Upper bound about cross-sections inside black holes and complexity growth rate

TL;DR

This paper proposes a universal bound on the size of black hole interior cross-sections in AdS spacetimes, supporting a conjecture that relates interior geometry to energy and complexity growth, with implications for black hole physics and quantum information.

Contribution

It introduces a conjectured universal inequality for black hole interior cross-sections and provides proofs for specific symmetric cases, connecting interior geometry with complexity growth bounds.

Findings

Bound on cross-section size in Schwarzschild-AdS black holes

Complexity growth rate upper bound consistent with quantum information theory

Estimate of maximum interior volume for large evaporating black holes

Abstract

This paper studies cross-sections inside black holes and conjectures a universal inequality: in a static $(d+1)$-dimensional asymptotically planar/spherical Schwarzschild-AdS spacetime of given energy $E$ and AdS radius $\ell_{\text{AdS}}$, the ``size of cross-section'' inside black holes is bounded by $8\pi E\ell_{\text{AdS}}/(d-1)$. To support this conjecture, it gives the proofs for cases with spherical/planar symmetries and some special cases without planar/spherical symmetries.
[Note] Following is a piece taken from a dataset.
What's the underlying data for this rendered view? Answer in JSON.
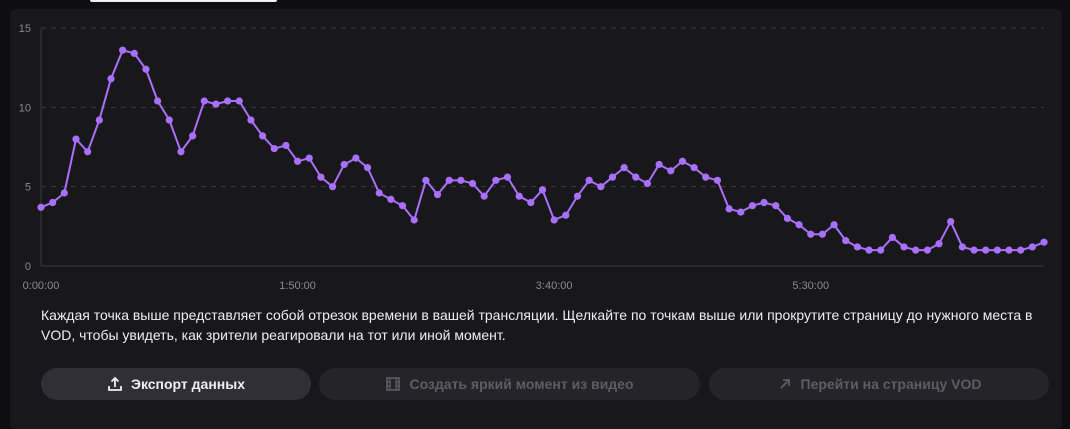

As one corollary, it shows that the complexity growth rate in complexity-volume conjecture satisfies the upper bound argued by quantum information theory. This makes a first step towards proving the conjecture that the vacuum black hole has fastest complexity growth in the systems of same energy. It also finds a similar bound for asymptotically flat black holes, which gives us an estimation on the largest interior volume of a large evaporating black hole.